After my mom died, my grandfather wanted to send me to an orphanage. And my dad—he didn’t even argue. Just stood there.
But Grandma… the same grandma I hated—she stepped in and raised me. Even though she was obsessed with men and all that backwards stuff… she raised me anyway.
“I hated her, but… I can’t hate her all the way. She said awful things to me, but if she truly meant all of it, she wouldn’t have taken care of me.”
It was because of her that I started wondering—maybe the people who hurt me have their own reasons. Maybe hate isn’t all there is in their hearts.
“I’m mad at her… but I feel sorry for her too.

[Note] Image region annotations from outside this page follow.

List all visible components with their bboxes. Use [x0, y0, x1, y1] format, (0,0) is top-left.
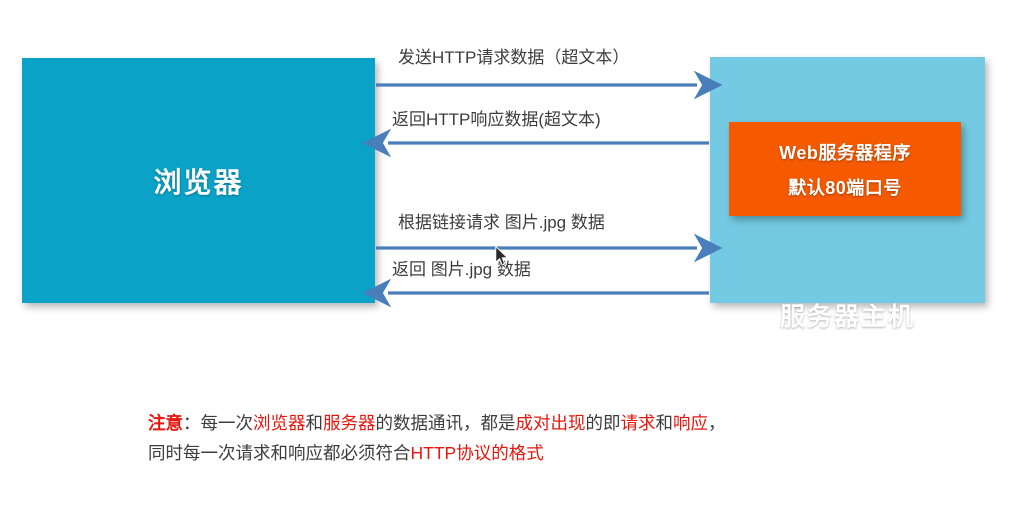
mouse-pointer-icon — [495, 246, 509, 266]
note-seg-4: 的即 — [586, 413, 621, 433]
note-colon: ： — [183, 413, 201, 433]
note-highlight-server: 服务器 — [323, 413, 376, 433]
note-seg-5: 和 — [656, 413, 674, 433]
web-server-program-box: Web服务器程序 默认80端口号 — [729, 122, 961, 216]
note-line-1: 注意：每一次浏览器和服务器的数据通讯，都是成对出现的即请求和响应， — [148, 408, 888, 438]
note-highlight-paired: 成对出现 — [516, 413, 586, 433]
note-line2-seg-1: 同时每一次请求和响应都必须符合 — [148, 443, 411, 463]
note-highlight-browser: 浏览器 — [253, 413, 306, 433]
web-server-default-port-line: 默认80端口号 — [788, 174, 902, 200]
browser-node-label: 浏览器 — [153, 161, 243, 201]
note-seg-3: 的数据通讯，都是 — [376, 413, 516, 433]
browser-node: 浏览器 — [22, 58, 375, 303]
web-server-program-line1: Web服务器程序 — [779, 139, 911, 165]
arrow-label-response-http: 返回HTTP响应数据(超文本) — [392, 105, 601, 130]
note-line-2: 同时每一次请求和响应都必须符合HTTP协议的格式 — [148, 438, 888, 468]
server-node-label: 服务器主机 — [710, 297, 985, 333]
note-seg-1: 每一次 — [201, 413, 254, 433]
arrow-label-request-image: 根据链接请求 图片.jpg 数据 — [398, 208, 605, 233]
note-block: 注意：每一次浏览器和服务器的数据通讯，都是成对出现的即请求和响应， 同时每一次请… — [148, 408, 888, 468]
arrow-label-request-http: 发送HTTP请求数据（超文本） — [398, 43, 629, 68]
note-seg-6: ， — [708, 413, 726, 433]
note-prefix: 注意 — [148, 413, 183, 433]
diagram-canvas: 浏览器 服务器主机 Web服务器程序 默认80端口号 — [0, 0, 1014, 505]
note-highlight-request: 请求 — [621, 413, 656, 433]
note-seg-2: 和 — [306, 413, 324, 433]
note-highlight-http-format: HTTP协议的格式 — [411, 443, 544, 463]
note-highlight-response: 响应 — [673, 413, 708, 433]
arrow-label-response-image: 返回 图片.jpg 数据 — [392, 255, 531, 280]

And now that she’s weak and sick, I can’t even be properly angry anymore.”
Using Grandma as a kind of shield, I cracked the door open on my pain. Let just a little bit of it out. For once, I spoke the words aloud. Because Seokyung… he felt like air.
“I think my heart’s… a little hurt, Seokyung.”
The moment I admitted it, that part of me started to burn. All the tiny wounds I’d ignored suddenly made themselves known, screaming to be seen.
I looked ahead, feeling hollow, when I felt it—his cool, steady hand against my cheek. As if he were gently wiping away tears I hadn’t shed.